Maximum Likelihood Estimation :
Maximum likelihood estimation (MLE) is a statistical technique used to estimate the values of parameters in a given model. It is based on the idea that the observed data is most likely to have occurred under the model with the highest probability.
To understand MLE, let’s consider two examples.
Example 1: Estimating the success rate of a coin
Suppose we have a coin that we believe to be fair (i.e., the probability of obtaining heads and tails is equal). We want to estimate the success rate of this coin using MLE. To do this, we toss the coin 10 times and obtain the following results: HTHTHTHTHT.
The probability of obtaining this sequence of tosses (HTHTHTHTHT) under the assumption that the coin is fair is 1/1024 (i.e., the probability of obtaining heads in the first toss is 1/2, the probability of obtaining tails in the second toss is 1/2, and so on).

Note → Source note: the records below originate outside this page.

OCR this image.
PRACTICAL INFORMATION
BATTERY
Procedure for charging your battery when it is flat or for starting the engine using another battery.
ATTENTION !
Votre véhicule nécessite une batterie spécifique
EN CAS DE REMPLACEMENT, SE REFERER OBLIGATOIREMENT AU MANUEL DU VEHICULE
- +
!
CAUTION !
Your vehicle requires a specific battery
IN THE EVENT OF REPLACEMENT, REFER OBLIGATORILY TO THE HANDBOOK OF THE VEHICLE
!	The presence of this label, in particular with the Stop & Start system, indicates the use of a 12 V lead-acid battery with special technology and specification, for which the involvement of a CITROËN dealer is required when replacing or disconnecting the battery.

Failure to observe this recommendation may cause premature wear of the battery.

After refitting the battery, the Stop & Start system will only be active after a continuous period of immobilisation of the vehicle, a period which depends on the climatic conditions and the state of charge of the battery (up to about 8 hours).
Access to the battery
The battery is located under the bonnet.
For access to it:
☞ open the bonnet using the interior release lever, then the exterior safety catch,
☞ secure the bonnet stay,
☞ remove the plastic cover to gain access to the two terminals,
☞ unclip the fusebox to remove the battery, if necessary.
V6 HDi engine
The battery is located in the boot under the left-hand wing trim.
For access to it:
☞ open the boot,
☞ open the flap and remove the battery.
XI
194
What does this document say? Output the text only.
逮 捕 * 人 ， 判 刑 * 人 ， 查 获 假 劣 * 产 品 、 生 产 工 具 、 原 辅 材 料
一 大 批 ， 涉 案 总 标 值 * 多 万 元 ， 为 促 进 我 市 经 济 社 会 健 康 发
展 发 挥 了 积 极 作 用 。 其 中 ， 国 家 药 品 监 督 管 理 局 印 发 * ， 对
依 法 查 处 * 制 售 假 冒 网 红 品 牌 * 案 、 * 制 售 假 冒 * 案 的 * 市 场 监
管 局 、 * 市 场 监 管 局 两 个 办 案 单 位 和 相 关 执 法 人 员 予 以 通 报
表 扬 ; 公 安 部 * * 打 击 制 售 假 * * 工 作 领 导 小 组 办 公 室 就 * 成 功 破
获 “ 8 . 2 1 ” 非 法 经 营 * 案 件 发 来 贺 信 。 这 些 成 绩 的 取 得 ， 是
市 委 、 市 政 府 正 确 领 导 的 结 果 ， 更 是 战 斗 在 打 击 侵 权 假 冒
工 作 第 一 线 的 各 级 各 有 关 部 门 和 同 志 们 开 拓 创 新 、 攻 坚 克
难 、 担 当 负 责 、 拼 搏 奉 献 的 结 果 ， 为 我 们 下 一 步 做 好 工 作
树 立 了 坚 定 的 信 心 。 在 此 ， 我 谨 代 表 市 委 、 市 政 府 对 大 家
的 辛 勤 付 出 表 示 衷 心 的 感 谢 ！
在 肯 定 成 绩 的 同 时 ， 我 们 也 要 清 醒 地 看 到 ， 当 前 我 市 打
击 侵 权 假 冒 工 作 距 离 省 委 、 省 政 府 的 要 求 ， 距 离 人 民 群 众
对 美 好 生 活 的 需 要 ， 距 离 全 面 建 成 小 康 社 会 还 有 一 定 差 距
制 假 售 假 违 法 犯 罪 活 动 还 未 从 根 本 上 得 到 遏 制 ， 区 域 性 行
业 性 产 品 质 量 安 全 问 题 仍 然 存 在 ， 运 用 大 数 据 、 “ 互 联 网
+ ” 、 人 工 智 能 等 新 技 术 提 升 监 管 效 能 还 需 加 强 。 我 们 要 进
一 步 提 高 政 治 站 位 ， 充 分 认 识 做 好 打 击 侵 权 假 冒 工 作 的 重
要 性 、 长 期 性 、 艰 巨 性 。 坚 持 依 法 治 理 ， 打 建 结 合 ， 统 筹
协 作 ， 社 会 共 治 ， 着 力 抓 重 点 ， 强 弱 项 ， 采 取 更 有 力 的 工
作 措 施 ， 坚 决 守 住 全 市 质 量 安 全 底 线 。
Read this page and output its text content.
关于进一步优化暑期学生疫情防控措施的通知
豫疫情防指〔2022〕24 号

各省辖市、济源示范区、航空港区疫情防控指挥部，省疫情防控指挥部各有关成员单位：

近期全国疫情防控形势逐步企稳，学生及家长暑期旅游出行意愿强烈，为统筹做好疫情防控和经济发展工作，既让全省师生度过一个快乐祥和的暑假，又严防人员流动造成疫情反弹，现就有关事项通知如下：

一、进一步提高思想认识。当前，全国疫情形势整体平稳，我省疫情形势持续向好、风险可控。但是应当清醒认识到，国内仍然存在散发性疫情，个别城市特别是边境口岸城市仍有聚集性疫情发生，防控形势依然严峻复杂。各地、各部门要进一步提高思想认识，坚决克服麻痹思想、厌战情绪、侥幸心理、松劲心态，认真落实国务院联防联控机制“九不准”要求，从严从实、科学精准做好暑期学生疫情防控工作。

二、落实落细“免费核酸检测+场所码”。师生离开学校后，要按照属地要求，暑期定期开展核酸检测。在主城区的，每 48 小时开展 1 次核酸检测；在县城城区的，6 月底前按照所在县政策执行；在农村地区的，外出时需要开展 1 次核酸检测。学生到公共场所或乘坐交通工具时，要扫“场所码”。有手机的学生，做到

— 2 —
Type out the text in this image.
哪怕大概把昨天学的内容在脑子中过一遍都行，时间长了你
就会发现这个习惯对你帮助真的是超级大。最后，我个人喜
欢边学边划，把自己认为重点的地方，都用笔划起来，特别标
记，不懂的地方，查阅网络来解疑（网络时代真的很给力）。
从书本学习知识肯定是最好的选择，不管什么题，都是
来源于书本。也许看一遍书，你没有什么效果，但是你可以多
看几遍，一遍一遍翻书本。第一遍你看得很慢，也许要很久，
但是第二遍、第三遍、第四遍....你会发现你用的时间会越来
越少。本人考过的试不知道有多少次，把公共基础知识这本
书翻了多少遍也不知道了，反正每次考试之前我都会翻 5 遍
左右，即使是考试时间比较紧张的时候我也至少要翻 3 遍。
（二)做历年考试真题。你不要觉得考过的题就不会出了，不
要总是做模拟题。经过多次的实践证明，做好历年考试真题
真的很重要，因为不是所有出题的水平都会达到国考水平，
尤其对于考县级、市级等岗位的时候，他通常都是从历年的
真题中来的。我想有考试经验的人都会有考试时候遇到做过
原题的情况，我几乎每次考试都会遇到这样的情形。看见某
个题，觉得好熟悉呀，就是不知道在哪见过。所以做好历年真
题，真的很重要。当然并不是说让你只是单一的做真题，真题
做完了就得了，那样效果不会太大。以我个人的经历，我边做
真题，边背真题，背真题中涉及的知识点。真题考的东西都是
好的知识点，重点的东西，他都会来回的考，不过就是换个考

Now, suppose we want to estimate the success rate of this coin using MLE. To do this, we consider two models:
Model 1: The coin is fair (i.e., the probability of obtaining heads is 0.5).
Model 2: The coin is biased (i.e., the probability of obtaining heads is not 0.5).
For each model, we calculate the likelihood of obtaining the sequence HTHTHTHTHT. For Model 1, the likelihood is (1/2)^10 = 1/1024. For Model 2, the likelihood is (p)^8 * (1-p)^2, where p is the probability of obtaining heads.
Since the likelihood of Model 1 is higher than the likelihood of Model 2, we conclude that the coin is likely to be fair.
Example 2: Estimating the mean of a normal distribution
Suppose we have a population with a normal distribution with unknown mean and variance. We want to estimate the mean of this population using MLE. To do this, we sample 10 observations from the population and obtain the following values: 2, 3, 4, 5, 6, 7, 8, 9, 10, 11.
The probability of obtaining this sample under the assumption that the population has a normal distribution with mean 5.5 and variance 2.25 is 0.027.
Now, suppose we want to estimate the mean of this population using MLE. To do this, we consider two models:
Model 1: The population has a normal distribution with mean 5.5 and variance 2.25.
Model 2: The population has a normal distribution with mean 6.0 and variance 2.25.
For each model, we calculate the likelihood of obtaining the sample (2, 3, 4, 5, 6, 7, 8, 9, 10, 11). For Model 1, the likelihood is 0.027. For Model 2, the likelihood is 0.016.
Since the likelihood of Model 1 is higher than the likelihood of Model 2, we conclude that the population is likely to have a normal distribution with mean 5.5 and variance 2.25.
In summary, maximum likelihood estimation is a statistical technique used to estimate the values of parameters in a given model. It is based on the idea that the observed data is most likely to have occurred under the model with the highest probability. It is used in a variety of applications, including estimating the success rate of a coin and estimating the mean of a normal distribution.